Goud Transport transports historic Whitcomb locomotive for SGB museum
Under the watchful eye of the media and invited sponsors an exceptional transport of a historic locomotive took place on 7 November. It concerned a Whitcomb diesel locomotive from 1944, which was built during World War II for the US Army.
The transport from Antwerp to the Stoomtrein Goes-Borsele (in short: SGB) in Goes was carried out by Goud Transport B.V from Waarde, who called in their specialist Hans Hoogesteger for this event. With his 4-axle Scania P450 tractor and 4-axle Nooteboom Euro 86-14IFP with 1-axle Interdolly, Hans delivered the 65-tonne locomotive in Goes without any problems. Due to the integrated railway tracks in the floor and ramps of the low-loader there was no need for a heavy crane to unload the locomotive in Goes. This meant a significant reduction in the overall cost of the transport operation.
Worldwide we only know of 10 Whitcomb locomotives and 6 of these are now in a museum. There is only one of them in Europe and that one is now in the SGB in Goes.

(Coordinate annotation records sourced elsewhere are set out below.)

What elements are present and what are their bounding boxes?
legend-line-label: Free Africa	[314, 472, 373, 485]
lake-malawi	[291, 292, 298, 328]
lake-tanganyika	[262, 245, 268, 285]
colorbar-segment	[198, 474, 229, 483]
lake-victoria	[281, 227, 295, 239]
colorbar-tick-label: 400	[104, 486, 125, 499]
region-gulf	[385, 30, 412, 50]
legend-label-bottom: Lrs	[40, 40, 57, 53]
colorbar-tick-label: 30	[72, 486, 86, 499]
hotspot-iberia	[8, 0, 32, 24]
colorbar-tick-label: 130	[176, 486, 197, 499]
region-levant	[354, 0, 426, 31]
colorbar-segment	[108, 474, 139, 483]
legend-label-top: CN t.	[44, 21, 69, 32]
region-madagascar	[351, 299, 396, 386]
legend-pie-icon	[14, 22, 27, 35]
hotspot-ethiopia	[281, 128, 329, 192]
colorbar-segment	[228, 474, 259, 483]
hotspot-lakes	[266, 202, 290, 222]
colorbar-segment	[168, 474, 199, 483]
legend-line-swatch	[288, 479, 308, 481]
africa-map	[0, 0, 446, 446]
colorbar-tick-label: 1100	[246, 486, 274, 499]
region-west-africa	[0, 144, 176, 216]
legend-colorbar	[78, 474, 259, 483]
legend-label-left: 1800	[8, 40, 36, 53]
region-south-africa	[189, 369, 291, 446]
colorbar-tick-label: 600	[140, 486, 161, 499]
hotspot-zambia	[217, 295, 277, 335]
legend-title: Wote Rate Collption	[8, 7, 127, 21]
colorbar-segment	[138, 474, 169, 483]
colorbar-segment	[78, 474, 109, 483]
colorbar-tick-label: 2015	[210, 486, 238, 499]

In total 168 of these locomotives were built and they were put ashore in France after the invasion. From there they took supplies to the allied forces and it was one of these locomotives that first crossed the Rhine at Wesel. Without these powerful machines the liberation would probably have come much later. The construction of the Whitcomb is quite simple really, the front and back are identical and it has two engines. All its systems are duplicated because it was designed to be able to keep going in the war zone, even if one of the engines or steering systems failed. Most military equipment that was left behind in Europe after the war was melted down (steel was in short supply after the war) but somehow these locomotives escaped that fate. They were probably considered to be too useful and valuable. About twenty of them were bought by the NS (Dutch Railways) but they were all scrapped during the sixties.
Stoomtrein Goes-Borsele museum
The Stoomtrein Goes-Borsele, SGB in short, has searched all over the world for one of these locomotives and finally found one in the USA. It was sent back there after the war and until 2007 or thereabouts it was being used at the Lehigh Cement Company in Mason City, Iowa. Not bad for a machine that was expected to last about 4 to 5 years when it was built! Although scrap dealers were keen to lay their hands on it, Lehigh Cement Company decided to preserve the locomotive for posterity and to give it to the SGB. In Goes the locomotive will be restored in its original army colours. Over the years the original engines have been replaced by two 6 cylinder Cummins engines. By pure chance the old bogies and engines were also found and (just in time) saved from the scrapheap. They hope to have the locomotive ready for the 75th anniversary of the liberation. The museum railway is able to do all this thanks to funds raised by sponsoring and crowdfunding. Rederij Spliethoff from Amsterdam has sponsored the sea transport from Milwaukee to Antwerp and port company Euroports took care of the unloading.